I still don't know what Jones meant by it, but I remember well the motto carved on the front of the Temple building, words from George Santayana's 1905 work, Life of Reason, Reason in Common Sense: ``Those who cannot remember the past are condemned to repeat it.''
Guyana's then-ruling Peoples National Congress benefited from having Jones and his followers in the country, not only politically, such as having them joining street rallies for the party, but also for an international goal. Guyana has a century-old border dispute with Venezuela, its giant neighbor to the west, which claims the entire Essequibo region or two-thirds of the country's 83,000 square miles, the area richest in natural resources.
Jones was widely believed to have been given permission to build his commune in the northwest region as a counter to any attempts at hostile action by Venezuela. Having American citizens in that area would have involved the United States in defense of its citizens.

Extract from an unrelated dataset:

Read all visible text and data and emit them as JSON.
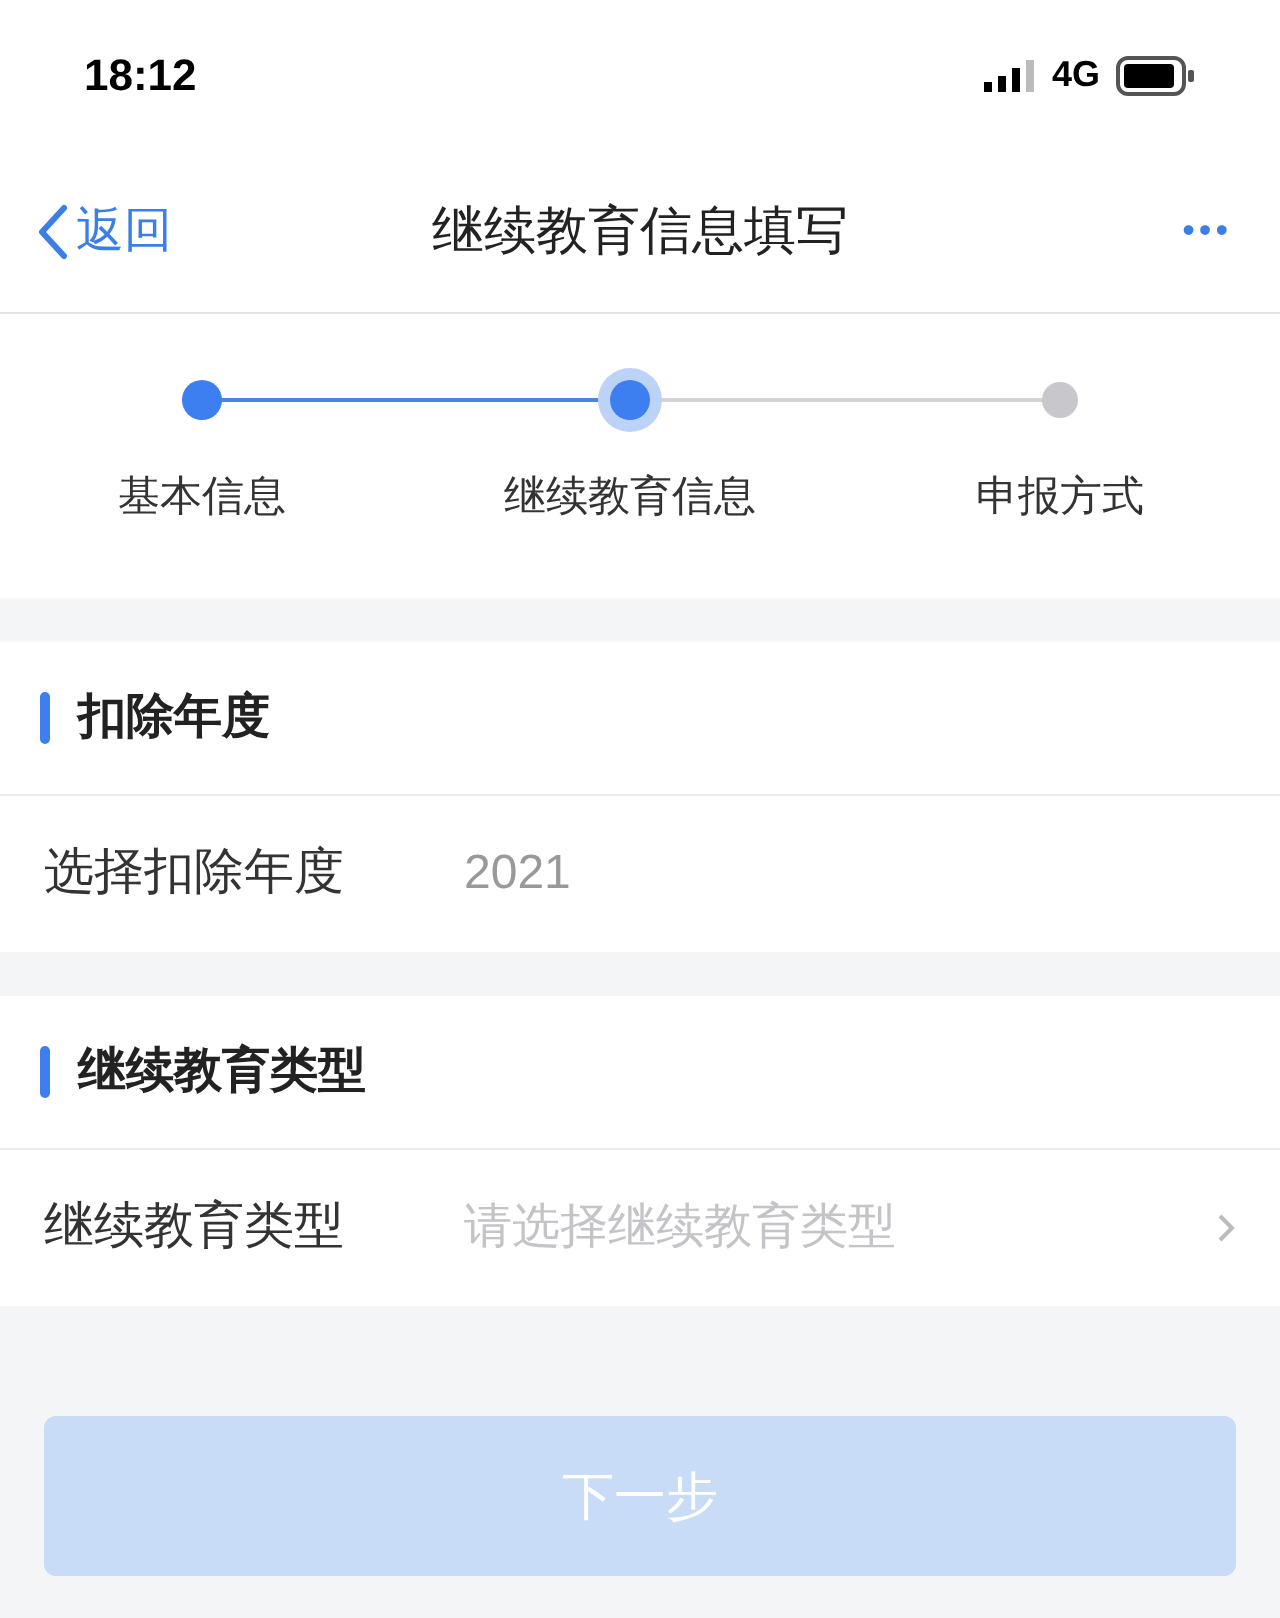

Jones, for his part, deliberately picked the South American country as the new site for his Peoples Temple, when he relocated from San Francisco, convinced that Guyana's location made it an ideal place to be, because of the direction of the winds, to escape a nuclear holocaust.
It was not so easy for him to flee his personal demons.
Neither is it for many who came in contact with Jonestown.
Mohamed Hamaludin is an editor for The Herald's Neighbors section.